Editorial-Opinion March 2024

Daryl Kirby | February 29, 2024

Are wild turkeys important?

Based on the amount of research going on right now, I’d say so. Based on the extravaganza and money raised and spent in Nashville last month at the NWTF national convention, I’d say turkeys are very important. And based on the phone calls and emails GON gets from concerned turkey hunters, I’d say turkeys are extremely important.

There aren’t as many wild turkeys as there used to be. Yet, some tracts of land have plenty of birds. What’s up?

The gold standard for monitoring how productive hen turkeys are at hatching and raising baby turkeys is called a “poult count.” It’s exactly what it sounds like—trusted eyes count how many poults they see with a hen. For decades, the average poult count statewide and for all the regions hovered around 4.0—four poults per hen. In the early 2000s, the poult counts rapidly began to decrease. Now, the average is more like 1.2, and in some regions there are years when it is below one. Less than one poult per hen. That’s an unsustainable population. Turkeys are a premier game animal, a bird that generates revenue, management and passion that’s second only to deer in this state—and the passion part could be argued… those who love turkeys really love turkeys.   

What changed? What’s the most likely cause for declining turkey numbers? Why can’t hens hatch and raise poults like they used to?

If you have turkeys, what is happening on your hunting property and the properties around you? There are areas of Georgia that have plenty of turkeys. Let’s put boots on the ground and find out. Something is happening on that landscape that allows for turkey hens to raise poults that become adult turkeys, including some that grow beards and spurs and rattle the woods in late March and April with thundering gobbles.

Maybe more importantly, what is not happening on that property that allows for a robust turkey population? What are those landowners and property managers not doing? Do they have a monoculture of widely spread pine trees that are burned every spring? Do they have large pastures fertilized with chicken litter? Do they spread corn on the ground every fall below all the deer stands, corn that might get moldy and be deadly to turkeys? Do they shoot far fewer mature gobblers than they have on their property?

There’s a secret sauce somewhere—a combination of positive factors and avoidance of negative factors that results in happy momma turkeys that have lots of kiddos.

Wild turkeys matter. Having a viable, huntable turkey population across the state should be the most important issue we’re talking about.
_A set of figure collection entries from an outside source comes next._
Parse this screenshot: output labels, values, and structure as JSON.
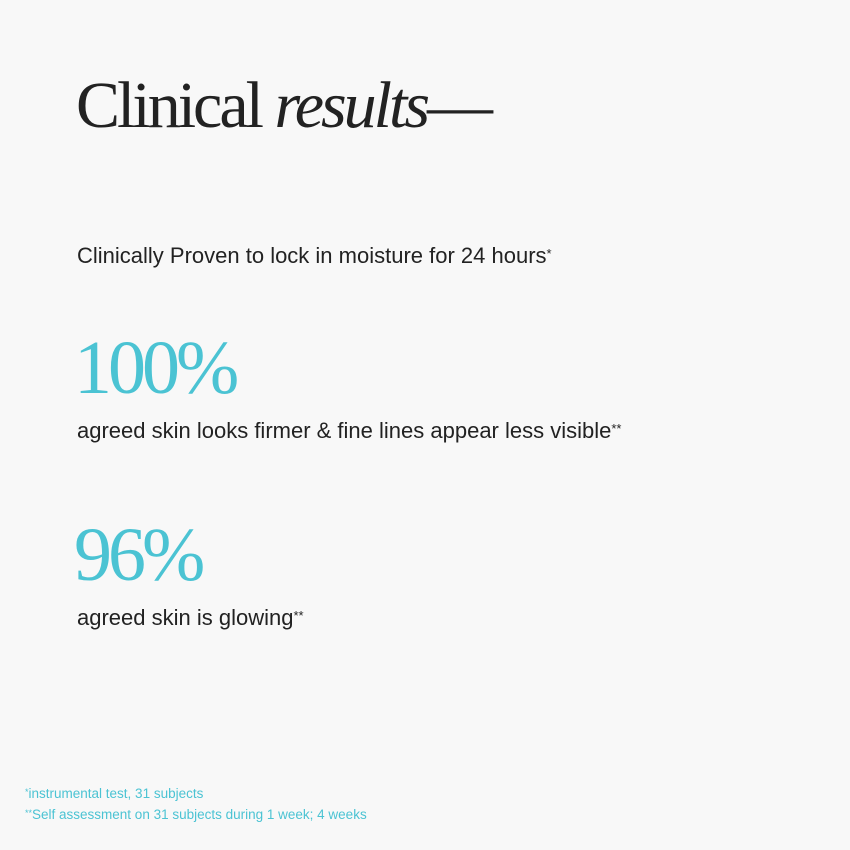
{
  "colors": {
    "accent": "#4bc3d3",
    "text": "#222222",
    "background": "#f8f8f8"
  },
  "title": {
    "regular": "Clinical",
    "italic": "results",
    "dash": "—"
  },
  "intro": {
    "text": "Clinically Proven to lock in moisture for 24 hours",
    "mark": "*"
  },
  "stats": [
    {
      "value": 100,
      "label": "100%",
      "text": "agreed skin looks firmer & fine lines appear less visible",
      "mark": "**"
    },
    {
      "value": 96,
      "label": "96%",
      "text": "agreed skin is glowing",
      "mark": "**"
    }
  ],
  "footnotes": [
    {
      "mark": "*",
      "text": "instrumental test, 31 subjects"
    },
    {
      "mark": "**",
      "text": "Self assessment on 31 subjects during 1 week; 4 weeks"
    }
  ]
}
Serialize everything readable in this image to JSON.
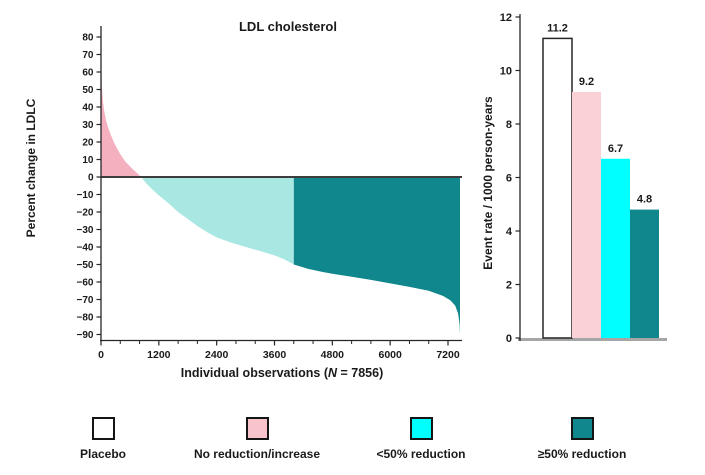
{
  "figure": {
    "background": "#ffffff",
    "axis_color": "#262626",
    "zero_line_color": "#3d3d3d",
    "baseline_color": "#a6a6a6"
  },
  "chart_data": [
    {
      "type": "area",
      "subtype": "waterfall-of-individual-observations",
      "title": "LDL cholesterol",
      "ylabel": "Percent change in LDLC",
      "xlabel": "Individual observations (N = 7856)",
      "xlabel_parts": {
        "prefix": "Individual observations (",
        "n": "N",
        "suffix": " = 7856)"
      },
      "n_observations": 7856,
      "x_axis": {
        "min": 0,
        "max": 7470,
        "major_ticks": [
          0,
          1200,
          2400,
          3600,
          4800,
          6000,
          7200
        ],
        "minor_tick_step": 400
      },
      "y_axis": {
        "min": -90,
        "max": 80,
        "tick_step": 10
      },
      "zero_line": true,
      "segments": [
        {
          "name": "No reduction/increase",
          "color": "#f5b0bf",
          "pct_range": [
            74,
            0
          ],
          "obs_range": [
            0,
            830
          ]
        },
        {
          "name": "<50% reduction",
          "color": "#a9e8e2",
          "pct_range": [
            0,
            -50
          ],
          "obs_range": [
            830,
            4000
          ]
        },
        {
          "name": "≥50% reduction",
          "color": "#0f878c",
          "pct_range": [
            -50,
            -90
          ],
          "obs_range": [
            4000,
            7450
          ]
        }
      ],
      "profile_points": [
        [
          0,
          74
        ],
        [
          8,
          62
        ],
        [
          18,
          52
        ],
        [
          30,
          47
        ],
        [
          45,
          42
        ],
        [
          70,
          37
        ],
        [
          100,
          33
        ],
        [
          140,
          29
        ],
        [
          190,
          25
        ],
        [
          250,
          21
        ],
        [
          320,
          17
        ],
        [
          400,
          13
        ],
        [
          500,
          9
        ],
        [
          620,
          5.5
        ],
        [
          720,
          3
        ],
        [
          830,
          0
        ],
        [
          950,
          -4
        ],
        [
          1100,
          -8
        ],
        [
          1200,
          -10.5
        ],
        [
          1400,
          -15
        ],
        [
          1600,
          -20
        ],
        [
          1800,
          -24
        ],
        [
          2000,
          -28
        ],
        [
          2200,
          -31.5
        ],
        [
          2400,
          -34.5
        ],
        [
          2700,
          -37.5
        ],
        [
          3000,
          -40
        ],
        [
          3300,
          -42.3
        ],
        [
          3600,
          -44.8
        ],
        [
          3800,
          -47
        ],
        [
          4000,
          -50
        ],
        [
          4300,
          -52.5
        ],
        [
          4600,
          -54.3
        ],
        [
          4800,
          -55.3
        ],
        [
          5200,
          -57
        ],
        [
          5600,
          -58.8
        ],
        [
          6000,
          -60.8
        ],
        [
          6400,
          -62.8
        ],
        [
          6800,
          -65
        ],
        [
          7100,
          -68
        ],
        [
          7250,
          -70.5
        ],
        [
          7350,
          -73.5
        ],
        [
          7410,
          -78
        ],
        [
          7440,
          -84
        ],
        [
          7450,
          -90
        ]
      ]
    },
    {
      "type": "bar",
      "ylabel": "Event rate / 1000 person-years",
      "categories": [
        "Placebo",
        "No reduction/increase",
        "<50% reduction",
        "≥50% reduction"
      ],
      "values": [
        11.2,
        9.2,
        6.7,
        4.8
      ],
      "value_labels": [
        "11.2",
        "9.2",
        "6.7",
        "4.8"
      ],
      "bar_colors": [
        "#ffffff",
        "#fad1d6",
        "#00ffff",
        "#0f878c"
      ],
      "bar_outline_color": "#262626",
      "ylim": [
        0,
        12
      ],
      "tick_step": 2,
      "grid": false
    }
  ],
  "legend": {
    "items": [
      {
        "label": "Placebo",
        "color": "#ffffff"
      },
      {
        "label": "No reduction/increase",
        "color": "#f8c3cb"
      },
      {
        "label": "<50% reduction",
        "color": "#00ffff"
      },
      {
        "label": "≥50% reduction",
        "color": "#0f878c"
      }
    ]
  }
}
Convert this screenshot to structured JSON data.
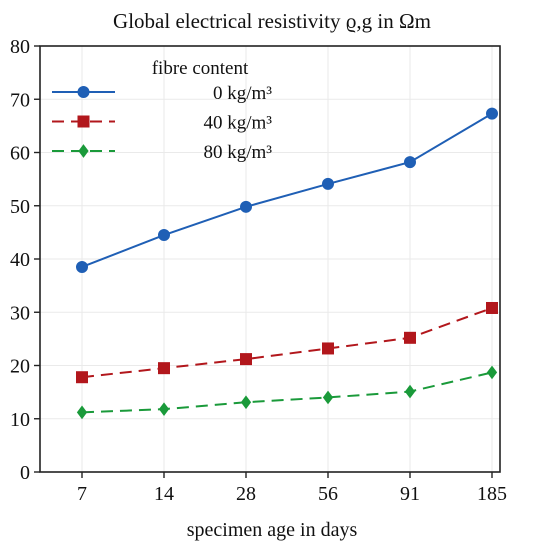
{
  "chart_data": {
    "type": "line",
    "title": "Global electrical resistivity ϱ,g in Ωm",
    "xlabel": "specimen age in days",
    "ylabel": "",
    "categories": [
      "7",
      "14",
      "28",
      "56",
      "91",
      "185"
    ],
    "ylim": [
      0,
      80
    ],
    "yticks": [
      0,
      10,
      20,
      30,
      40,
      50,
      60,
      70,
      80
    ],
    "grid": true,
    "legend": {
      "title": "fibre content",
      "placement": "top-left"
    },
    "series": [
      {
        "name": "0 kg/m³",
        "values": [
          38.5,
          44.5,
          49.8,
          54.1,
          58.2,
          67.3
        ],
        "color": "#1f5fb5",
        "marker": "circle",
        "dash": "solid"
      },
      {
        "name": "40 kg/m³",
        "values": [
          17.8,
          19.5,
          21.2,
          23.2,
          25.2,
          30.8
        ],
        "color": "#b2171c",
        "marker": "square",
        "dash": "dashed"
      },
      {
        "name": "80 kg/m³",
        "values": [
          11.2,
          11.8,
          13.1,
          14.0,
          15.1,
          18.7
        ],
        "color": "#1a9a3a",
        "marker": "diamond",
        "dash": "dashed"
      }
    ]
  }
}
We can’t just say “it’s lots of factors” and only address one—limiting the hunting opportunity dramatically so dominant gobblers can breed more hens. That may very well be the most important factor, and if so, we’ll see the proof very soon in the number of turkeys poults scurrying around the legs of hen turkeys. But what if we don’t see poult counts back up to where they were before the decline?

It’s time to dig in and move the needle. Now is the time for the paid professionals, conservation organizations, the biologists, and the most important component of all—the turkey hunters—to figure out what’s going on. What’s working? What’s not working?

Maybe the burn-for-federal-dollars management strategy isn’t best for turkeys? Then again, maybe it is. Isn’t that an answer easily obtained with all the personnel, resources and dollars between state and federal agencies and conservation organizations?

Show us, don’t tell us.

A retired biologist, someone I have  as much professional respect for as anyone I’ve dealt with in my 37 years at GON, said in a Facebook post several years ago, “Maybe we should start doing what’s best for turkeys, not what they can tolerate.” His comment was in reference to very large, very hot springtime burns that kill every hardwood in their path. “We are now on our 2nd generation of RCW (red-cockaded woodpecker) biologists. There have been and continue to be an awful lot of careers built around this woodpecker. Multiple use forest and wildlife management have been sacrificed on its altar.”

His words, not ours.

But huge spring burns and monoculture management can’t be the only issue. So let’s figure it out. The time is now. On this course, we won’t even have a turkey season in the near future. Imagine that.